Among all the states who do contribute to committees within the states, Iowa has the lowest rate. We found it is noteworthy as Iowa is one of the swing states.
Also, among the top ten regions with the largest percentIn, four of them (Hawaii, Maine, Nebraska and California) are leaning or solid Democratic. Three of them (Arizona, Idaho and North Dakota) are leaning or solid Republican. Two of them (Guam and the Northern Mariana Islands) are regions that can't vote (Commonwealth/Territory), and Ohio is a swing state.
```{r}
#make a list of state names
state_list <- c("Alabama",
"Alaska",
"Arizona",
"Arkansas",
"California",
"Colorado",
"Connecticut",
"Delaware",
"Florida",
"Georgia",
"Hawaii",
"Idaho",
"Illinois",
"Indiana",
"Iowa",
"Kansas",
"Kentucky",
"Louisiana",
"Maine",
"Maryland",
"Massachusetts",
"Michigan",
"Minnesota",
"Mississippi",
"Missouri",
"Montana",
"Nebraska",
"Nevada",
"New Hampshire",
"New Jersey",
"New Mexico",
"New York",
"North Carolina",
"North Dakota",
"Ohio",
"Oklahoma",
"Oregon",
"Pennsylvania",
"Rhode Island",
"South Carolina",
"South Dakota",
"Tennessee",
"Texas",
"Utah",
"Vermont",
"Virginia",
"Washington",
"West Virginia",
"Wisconsin",
"Wyoming")
#get the states map from map_data
states <- map_data("state")
```
```{r, message = FALSE, warning = FALSE, fig.width = 15, fig.height = 12}
#change all the state name to lowercase to corresponde with the state names in the dataset, because I found the list from the internet and copied it to the code
i <- 1
stateLower <- list()
for (state in state_list){
lower <- tolower(state)
stateLower[[i]] <- lower
i <- i + 1
}
#change the state name to teh abbreviation of the state as appeared in cmte_state
for(i in seq_along(stateLower)){
states[ , 5 ][ states[ , 5 ] == stateLower[i] ] <- state.abb[grep(state_list[i], state.name)]
}
#add the column to the states dataset
states$cmte_state <- states$region
map_per <- inner_join(states, percentage_all, by = "cmte_state")
#remove duplicate rows
map_per <-
map_per[!duplicated(map_per), ]
#make a function to draw maps with color density
mapGraph <- function(fillV, color1, color2, title) {
ggplot() +
#add a theme
theme(legend.position="none") +
#draw the map and fill it with color
geom_map(data=map_per, map=map_per, aes(map_id=cmte_state, x = long, y = lat, fill=fillV)) +
#make the color the same color indicated when calling the function
scale_fill_gradient(low = color1, high = color2, guide = "colourbar") +
coord_equal() +
ggtitle(title)+
#make the font and the bold of the title
theme(plot.title = element_text(family = "Century Gothic", color="Black", face="bold", size=45, hjust=0))
}
#draw the percentageIn map
gg <-
mapGraph(map_per$percentIn, "yellow", "red", "Percentage of Contribution Inflow")
gg
```
We then mapped the percentIn on a geographical map. It shows that Maine and states in the west coast overall have relatively higher percentIn, while states in the central America have relatively lower percentIn. However, among those states, North Dakota stands out from the states surrounded with the percentIn of 44%.

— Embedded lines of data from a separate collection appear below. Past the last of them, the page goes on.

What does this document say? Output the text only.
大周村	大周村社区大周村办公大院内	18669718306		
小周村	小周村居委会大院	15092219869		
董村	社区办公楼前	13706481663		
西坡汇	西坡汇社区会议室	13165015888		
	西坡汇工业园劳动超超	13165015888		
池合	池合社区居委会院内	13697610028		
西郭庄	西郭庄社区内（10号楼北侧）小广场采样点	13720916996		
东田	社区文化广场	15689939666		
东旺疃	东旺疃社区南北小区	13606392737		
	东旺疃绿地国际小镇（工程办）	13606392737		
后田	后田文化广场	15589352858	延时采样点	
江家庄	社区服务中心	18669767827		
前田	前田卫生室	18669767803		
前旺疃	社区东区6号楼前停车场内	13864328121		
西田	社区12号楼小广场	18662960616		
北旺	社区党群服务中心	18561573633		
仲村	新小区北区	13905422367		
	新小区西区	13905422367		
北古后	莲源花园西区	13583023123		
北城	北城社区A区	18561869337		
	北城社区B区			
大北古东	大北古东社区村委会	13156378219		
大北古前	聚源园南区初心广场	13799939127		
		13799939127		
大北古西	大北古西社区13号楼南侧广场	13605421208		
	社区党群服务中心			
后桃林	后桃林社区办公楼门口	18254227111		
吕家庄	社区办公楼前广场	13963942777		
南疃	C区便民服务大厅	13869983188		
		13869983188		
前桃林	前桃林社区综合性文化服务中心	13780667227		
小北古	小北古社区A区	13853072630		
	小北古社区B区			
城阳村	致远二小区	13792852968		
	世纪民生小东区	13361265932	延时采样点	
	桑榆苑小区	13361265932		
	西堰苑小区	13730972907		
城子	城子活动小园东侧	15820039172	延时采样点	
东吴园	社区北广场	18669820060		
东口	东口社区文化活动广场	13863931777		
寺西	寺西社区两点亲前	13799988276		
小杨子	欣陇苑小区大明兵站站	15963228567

```{r, message = FALSE, warning = FALSE, fig.height = 12, fig.width=15}
#draw the total map
gg2 <-
mapGraph(map_per$total, "yellow", "black", "Total Contribution to Campaign Committees")
gg2
```
In this graph, we mapped the total contributions to political committees. The five states with the largest total contributions are District of Columbia, Virginia, Texas, California and New York, while the five states with the least total contributions are Northern Mariana Islands, Guam, Virgin Islands, Maine, and Alaska. We figured out that developed states are more likely to make more contributions, while regions of territories or not well-developed are less likely to contribute to US political activities.